While Figure 1 is drawn to have a weak positive correlation, as in the Silber and colleagues study, other studies from the Dartmouth group have often found weak negative associations. But the implications for policy are identical whether for a positive or negative correlation: Simply spending more money is a singularly ineffective and wasteful approach to improving quality—and might not even do so. Conversely, as is evidenced by the presence of low-cost but high-quality hospitals (as in Hospital B), cutting costs does not necessarily mean having to cut quality. What is needed is an understanding of mechanisms: It matters what you spend the money on. And these and other studies provide some insights.
The earlier research on regional variations in outcomes suggested that additional spending devoted to treating patients with chronic disease in the hospital as opposed to the outpatient setting does not offer benefits. A recent study finds that hospitals with intensive end-of-life treatment patterns are also far more likely to use feeding tubes in patients with advanced dementia—a practice that is both expensive and clinically inappropriate (Teno et al. 2010). And the Silber and colleagues study, along with another (Ghaferi, Birkmeyer, and Dimick 2009), suggests that effective treatment of patients with complications following surgery is likely to be beneficial. These potential mechanisms can—and indeed should—be understood as hypotheses that deserve to be tested in comparative effectiveness studies intended to help us understand what services yield the greatest benefits and which provide no benefit at all.
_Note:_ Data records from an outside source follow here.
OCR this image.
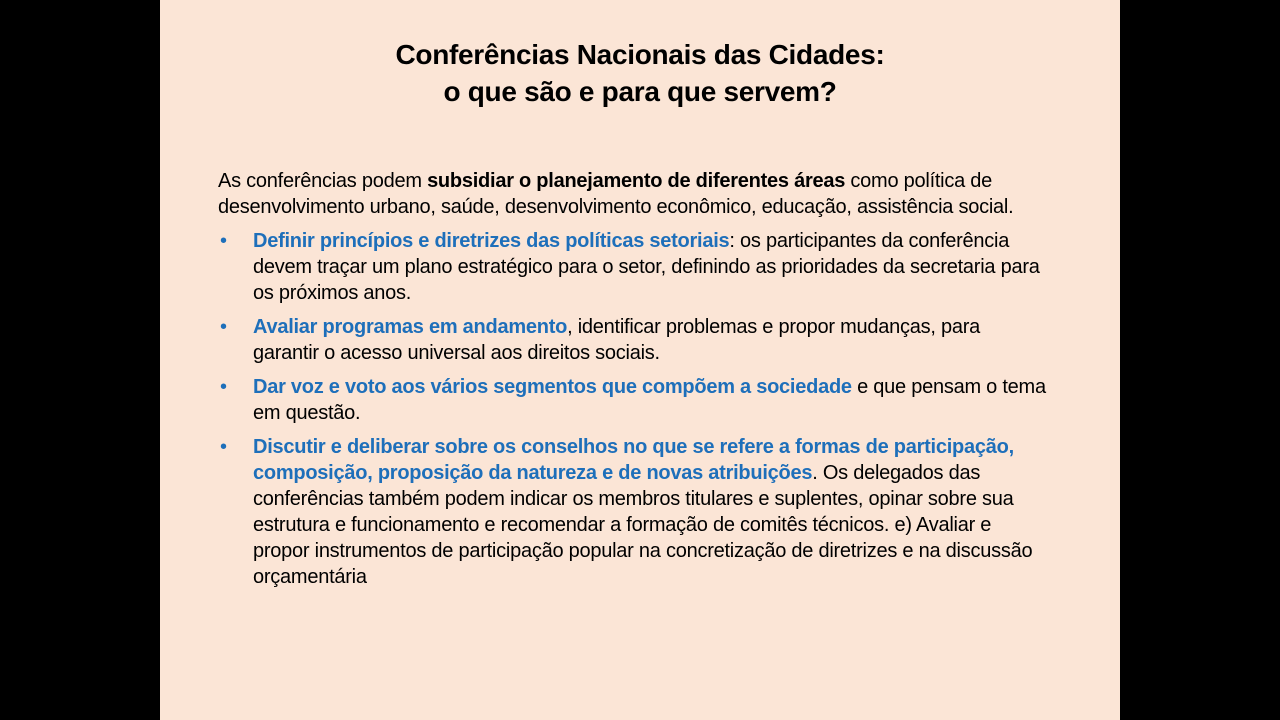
Conferências Nacionais das Cidades:
o que são e para que servem?

As conferências podem subsidiar o planejamento de diferentes áreas como política de desenvolvimento urbano, saúde, desenvolvimento econômico, educação, assistência social.

• Definir princípios e diretrizes das políticas setoriais: os participantes da conferência devem traçar um plano estratégico para o setor, definindo as prioridades da secretaria para os próximos anos.
• Avaliar programas em andamento, identificar problemas e propor mudanças, para garantir o acesso universal aos direitos sociais.
• Dar voz e voto aos vários segmentos que compõem a sociedade e que pensam o tema em questão.
• Discutir e deliberar sobre os conselhos no que se refere a formas de participação, composição, proposição da natureza e de novas atribuições. Os delegados das conferências também podem indicar os membros titulares e suplentes, opinar sobre sua estrutura e funcionamento e recomendar a formação de comitês técnicos. e) Avaliar e propor instrumentos de participação popular na concretização de diretrizes e na discussão orçamentária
Return one last time to Figure 1, which as noted above shows a faint positive correlation, which might even pass a sufficiently lax cost-effectiveness test. Would this mean that the U.S. health care system is deemed to be “efficient”? The answer is a resounding no. That there exist hospitals like point B with consistently better-than-expected performance points to enormous levels of inefficiency, whether in institutions with similar quality but higher costs (point C) or in institutions with equal or greater costs, but worse outcomes (points A and D).
Inefficiency properly measured therefore includes both traditional measures of “excess” spending not justifiable by improved health outcomes but also the less-traditional measure of lost lives—the excess number of patients who are dying whether at low-cost low-quality hospitals like point A, or at high-cost low-quality hospitals like point D. If we were to convert these worse outcomes into dollar terms, relative to a best-case scenario, the combined inefficiency costs would vastly exceed conventional estimates of waste equal to 30 percent of health care spending (McKinsey Global Institute 2008; NEHI 2008; Kelly 2009;).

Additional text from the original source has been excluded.